Das erste Glied ist der Klickpreis selbst: für allgemeine Ortssuchen im genannten Bereich von 1 bis 5 Euro, für ausgeprägte Selbstzahlerleistungen spürbar darüber, weil dort auch Anbieter mit größerem Budget mitbieten.
Das zweite Glied ist die Anfragequote, der Anteil der Klicks, der zu einem Anruf oder einer Terminanfrage führt. Eine auf Zahnarztpraxen spezialisierte Agentur gibt für professionell aufgebaute Kampagnen Conversion-Raten zwischen 7 und 15 Prozent an, je nach Region und Angebot. An der unteren Grenze kostet eine Anfrage rund vierzehn Klicks, an der oberen knapp sieben. Bei 3 Euro pro Klick liegt der Preis je Anfrage damit zwischen etwa 20 und 43 Euro. Diese Spanne ist kein Detail, sondern der Unterschied zwischen einer tragfähigen und einer defizitären Kampagne, und sie hängt fast vollständig an der Zielseite und der Erreichbarkeit, nicht am Gebot.
Das dritte Glied ist die Übernahmequote in der Praxis: Wie viele Anfragen werden zu Terminen, wie viele Termine zur eigentlichen Behandlung. Erst dieser Wert macht aus Kosten pro Anfrage die Kosten pro Neupatient. Kommt die Hälfte der Anfragen als Termin an, verdoppelt sich die Zahl aus dem zweiten Glied. Wird die Hälfte dieser Termine zur Behandlung, verdoppelt sie sich erneut.
Der eigentliche Entscheidungssatz steht am Ende dieser Kette: Kosten pro Neupatient werden gegen den Fallwert der Behandlung gestellt, nicht gegen ein Klickbudget.
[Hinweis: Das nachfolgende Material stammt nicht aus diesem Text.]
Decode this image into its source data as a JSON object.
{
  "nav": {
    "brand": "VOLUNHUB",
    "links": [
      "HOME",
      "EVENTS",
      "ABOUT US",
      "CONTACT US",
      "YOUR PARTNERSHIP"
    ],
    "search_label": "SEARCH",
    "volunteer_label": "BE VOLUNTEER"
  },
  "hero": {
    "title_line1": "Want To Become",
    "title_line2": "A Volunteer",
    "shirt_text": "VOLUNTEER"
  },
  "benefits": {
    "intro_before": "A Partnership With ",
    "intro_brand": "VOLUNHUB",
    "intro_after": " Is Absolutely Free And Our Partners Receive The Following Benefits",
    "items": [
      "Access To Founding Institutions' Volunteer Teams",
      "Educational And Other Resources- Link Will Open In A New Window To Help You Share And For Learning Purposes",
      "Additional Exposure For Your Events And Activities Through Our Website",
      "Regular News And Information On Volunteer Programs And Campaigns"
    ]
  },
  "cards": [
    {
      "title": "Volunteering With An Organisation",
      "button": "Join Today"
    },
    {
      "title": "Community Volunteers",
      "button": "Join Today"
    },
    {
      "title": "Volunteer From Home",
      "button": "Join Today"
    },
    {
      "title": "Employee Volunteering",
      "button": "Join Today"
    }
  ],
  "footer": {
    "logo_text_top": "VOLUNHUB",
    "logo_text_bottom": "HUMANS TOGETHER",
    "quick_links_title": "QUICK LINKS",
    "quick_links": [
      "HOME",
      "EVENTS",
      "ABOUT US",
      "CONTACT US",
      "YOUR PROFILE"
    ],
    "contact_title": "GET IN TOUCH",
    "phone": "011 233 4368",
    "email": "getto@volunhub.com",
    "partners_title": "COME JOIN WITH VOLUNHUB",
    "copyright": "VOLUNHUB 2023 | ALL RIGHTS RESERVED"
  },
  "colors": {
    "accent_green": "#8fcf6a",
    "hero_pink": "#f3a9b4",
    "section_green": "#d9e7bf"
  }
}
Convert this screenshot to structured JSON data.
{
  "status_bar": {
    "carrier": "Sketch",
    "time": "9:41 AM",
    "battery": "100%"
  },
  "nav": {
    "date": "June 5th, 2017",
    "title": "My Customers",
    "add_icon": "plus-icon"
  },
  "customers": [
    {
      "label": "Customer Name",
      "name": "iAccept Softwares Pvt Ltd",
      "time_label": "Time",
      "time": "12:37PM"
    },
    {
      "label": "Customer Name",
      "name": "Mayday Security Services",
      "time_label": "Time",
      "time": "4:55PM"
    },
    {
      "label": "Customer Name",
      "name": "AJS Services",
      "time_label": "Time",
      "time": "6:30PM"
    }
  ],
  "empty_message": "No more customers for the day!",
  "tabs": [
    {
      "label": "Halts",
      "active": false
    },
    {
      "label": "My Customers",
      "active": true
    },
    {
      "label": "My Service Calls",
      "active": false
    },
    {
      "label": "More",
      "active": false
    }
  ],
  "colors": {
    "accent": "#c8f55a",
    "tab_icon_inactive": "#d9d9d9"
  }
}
Für ein Implantat darf diese Zahl ein Vielfaches dessen betragen, was bei einer Zahnreinigung noch vertretbar ist. Eine PZR trägt einen dreistelligen Anfragepreis in aller Regel nicht aus sich heraus, sondern nur über die Behandlungen, die sich daran anschließen. Wer beide über denselben Zielwert steuert, drosselt entweder die profitable Kampagne oder subventioniert dauerhaft die unprofitable. Praktisch heißt das: Jede Kampagne bekommt eine eigene Obergrenze für die Kosten pro Anfrage, hergeleitet aus Fallwert und Übernahmequote der eigenen Praxis. Beide Werte stehen in Abrechnung und Terminbuch, nicht im Google-Ads-Konto. Ohne sie ist jede Gebotsentscheidung geraten.